3. But what do we really have here before us in this poem from Proverbs? It’s a love song. I’m sure as I read this text earlier that every young woman looking to get married was thinking, “I’ve got to do all that?! It doesn’t seem worth it!” I’m sure there were also wives sitting here—mine probably leading the group—thinking, “Yeah, right. In his dreams!” I’m also sure there are husbands who thought, “That’d be nice. I wish it worked like that.” Unfortunately in our fallen world, it doesn’t work like that. No spouse—husband or wife—ever lives up to their spouse’s expectations of them. But this poem isn’t a checklist for what a good wife is supposed to be or supposed to do. It’s a love song. A song by a husband who is so in love with his wife that he can’t find a single fault in her. It’s really a picture of Christ’s love for His Church. Although we sin on a regular basis, He looks at us and sees redeemed saints because His love and mercy brought Him down to die on the Cross to take the punishment we deserve in our stead. Now, He sees us as perfect, without a single fault, because of His love for us.

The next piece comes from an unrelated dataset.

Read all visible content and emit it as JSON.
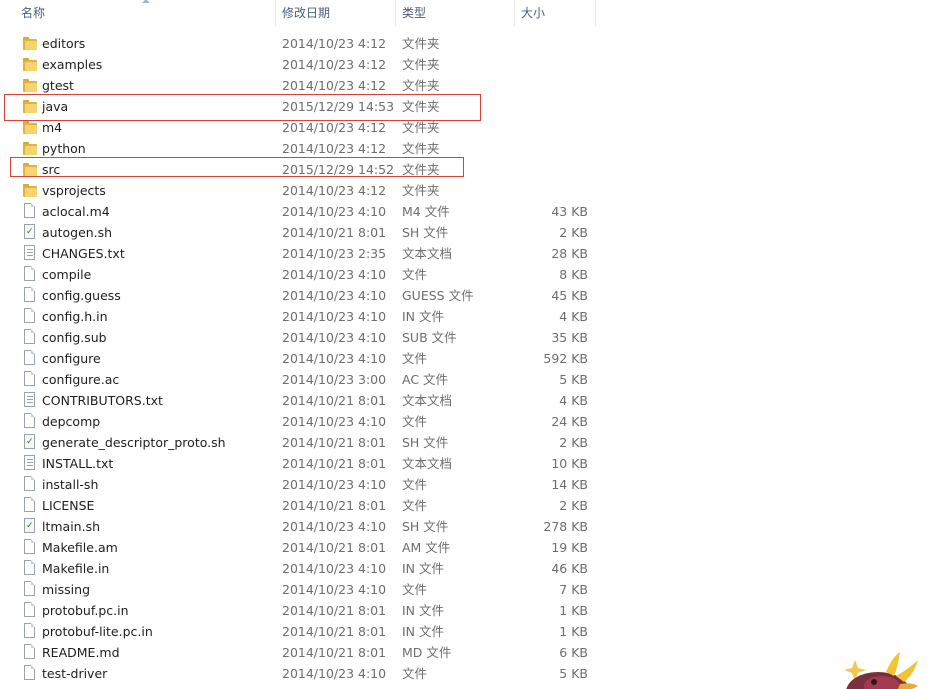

4. So, what does it mean to be the “virtuous wife”? We do the things that the “virtuous wife” does. We do good to others. We follow the Golden Rule: Treat others the way you would have them treat you. We take what possessions and gifts that God has given us and use them for His glory. We open our hands to the poor and reach out to those who have needs. Everyone here probably knows at least one person who isn’t doing the best right now. The circumstances aren’t great. You’re not sure if you’d be any help to this person or not, but you REALLY want to help. Be there for them. If nothing else, just let them know that you have a shoulder than they can lean on and a willing ear to listen to their problems. Sometimes that’s the greatest relief you can give to someone in need—an audience for them to voice their problems. And above all, we do everything to benefit our husband. Proverbs says, “Her husband is known in the gates when he sits among the elders of the land” (v23). Everything we do should bring glory to our husband Christ. As Paul tells the Colossians, “And whatever you do, in word or deed, do everything in the name of the Lord Jesus, giving thanks to God the Father through Him” (3:17). In Proverbs, the wife is praised with the words, “Many women have done excellently, but you surpass them all” (v29). When you’re being praised by Christ, the words to His “virtuous wife” are, “Well done, good and faithful servant. You have been faithful over a little; I will set you over much. Enter into the joy of your master” (Matthew 25:23). There’s praise for which we should all strive to be worthy.

5. No one is perfect. Not even the saints that we honor. Mary Magdalene might not have been a prostitute, but she still understood that she was a sinner. It was this realization and her faith in Jesus that sent her running from the empty tomb twice—once to report the tomb as empty, once to say, “I have seen the Lord!” Amen.